Auckland International Airport chief executive Adrian Littlewood said New Zealand still has plenty of capacity to grow tourism from its record levels achieved last year.
Visitor arrivals to New Zealand rose 10 per cent to 3.13 million last year, and tourism has become the country’s number one export earner, overtaking dairy. The sector has a goal of hitting $41 billion in total revenue by 2025, up from $29.8 billion in 2015.
Littlewood said while the goal is “quite a significant step up”, it is achievable providing the industry works cohesively on growing the infrastructure to support that sort of rise in both volume and quality of international visitor who will stay longer and spend more.
Key opportunities identified are high value Chinese, international students, business events, cruise visits, emerging markets, and promoting Christchurch as a gateway and destination.
Auckland Airport spends around $10 million to $15 million annually supporting tourism marketing for the country.
Littlewood said the industry was too slow to respond to fast growth out of China and initially spent money in the wrong areas. In order to reach its target, New Zealand has to spread more visitors throughout the year rather than just in the peak summer months, he said.

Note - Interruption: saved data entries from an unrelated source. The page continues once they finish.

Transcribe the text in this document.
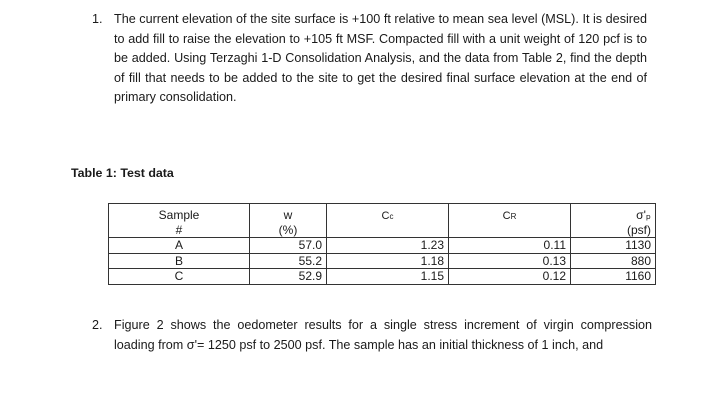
1. The current elevation of the site surface is +100 ft relative to mean sea level (MSL). It is desired to add fill to raise the elevation to +105 ft MSF. Compacted fill with a unit weight of 120 pcf is to be added. Using Terzaghi 1-D Consolidation Analysis, and the data from Table 2, find the depth of fill that needs to be added to the site to get the desired final surface elevation at the end of primary consolidation.
Table 1: Test data
Sample	w	Cc	CR	σ'ₚ
#	(%)			(psf)
A	57.0	1.23	0.11	1130
B	55.2	1.18	0.13	880
C	52.9	1.15	0.12	1160
2. Figure 2 shows the oedometer results for a single stress increment of virgin compression loading from σ'= 1250 psf to 2500 psf. The sample has an initial thickness of 1 inch, and
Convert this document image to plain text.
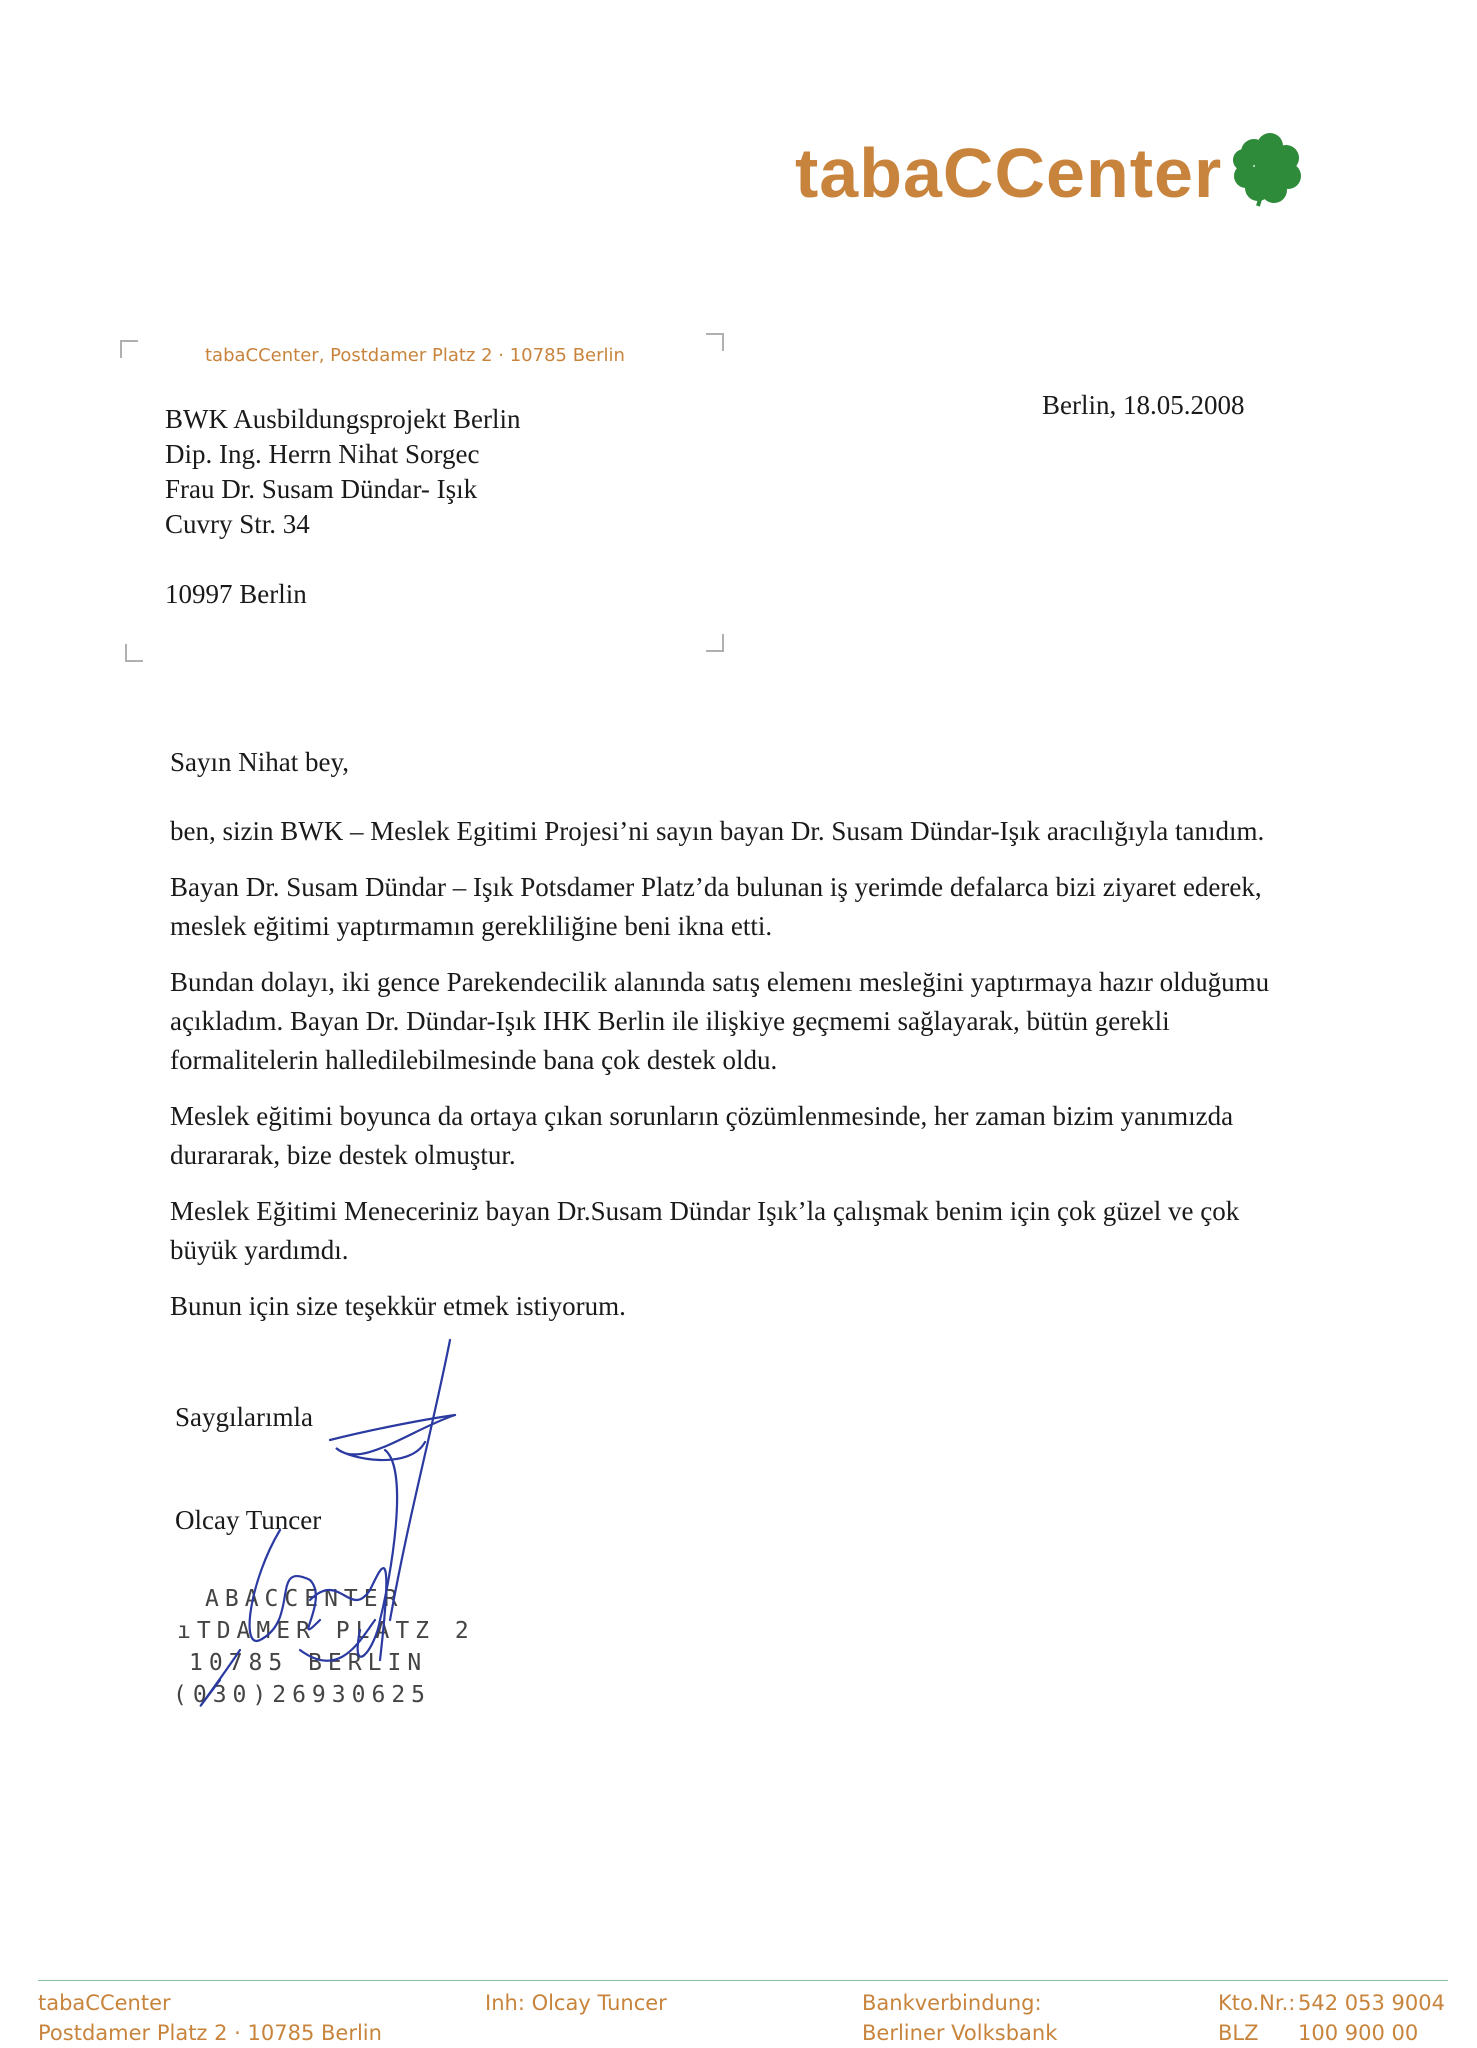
tabaCCenter
tabaCCenter, Postdamer Platz 2 · 10785 Berlin
BWK Ausbildungsprojekt Berlin
Dip. Ing. Herrn Nihat Sorgec
Frau Dr. Susam Dündar- Işık
Cuvry Str. 34
10997 Berlin
Berlin, 18.05.2008

Sayın Nihat bey,

ben, sizin BWK – Meslek Egitimi Projesi’ni sayın bayan Dr. Susam Dündar-Işık aracılığıyla tanıdım.

Bayan Dr. Susam Dündar – Işık Potsdamer Platz’da bulunan iş yerimde defalarca bizi ziyaret ederek, meslek eğitimi yaptırmamın gerekliliğine beni ikna etti.

Bundan dolayı, iki gence Parekendecilik alanında satış elemenı mesleğini yaptırmaya hazır olduğumu açıkladım. Bayan Dr. Dündar-Işık IHK Berlin ile ilişkiye geçmemi sağlayarak, bütün gerekli formalitelerin halledilebilmesinde bana çok destek oldu.

Meslek eğitimi boyunca da ortaya çıkan sorunların çözümlenmesinde, her zaman bizim yanımızda durararak, bize destek olmuştur.

Meslek Eğitimi Meneceriniz bayan Dr.Susam Dündar Işık’la çalışmak benim için çok güzel ve çok büyük yardımdı.

Bunun için size teşekkür etmek istiyorum.

Saygılarımla
Olcay Tuncer
ABACCENTER
ıTDAMER PLATZ 2
10785 BERLIN
(030)26930625
tabaCCenter
Postdamer Platz 2 · 10785 Berlin
Inh: Olcay Tuncer	Bankverbindung:
Berliner Volksbank
Kto.Nr.: 542 053 9004
BLZ	100 900 00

“Traditionally Auckland has been described as being at the bottom of the world but the world is round and Auckland is actually in the middle of a direct line between Tokyo and Buenos Aires.”
New Zealand still has capacity to grow, though it will require ongoing and close coordination between government and industry, he said. New Zealand is ranked number 67 in the world by visitation per capita and 107th by visitation per square kilometre.
“There are plenty of opportunities for this country but we will have to be receptive.
“Ireland, which is also a small country with 4.5 million people, has 8.6 million visitors a year and I don’t think the people of Ireland feel those visitors are taking over the country.”
Cheap fuel prices, more efficient modern aircraft, and a lower Kiwi dollar are making long-haul flights to New Zealand more attractive.
Littlewood said providing detailed information on visitor forecasts to hotel developers would give them “a real handle before they put their money at risk.”
Improved visitor numbers have already led to a 20 per cent increase or around 2000 new hotel rooms in Auckland.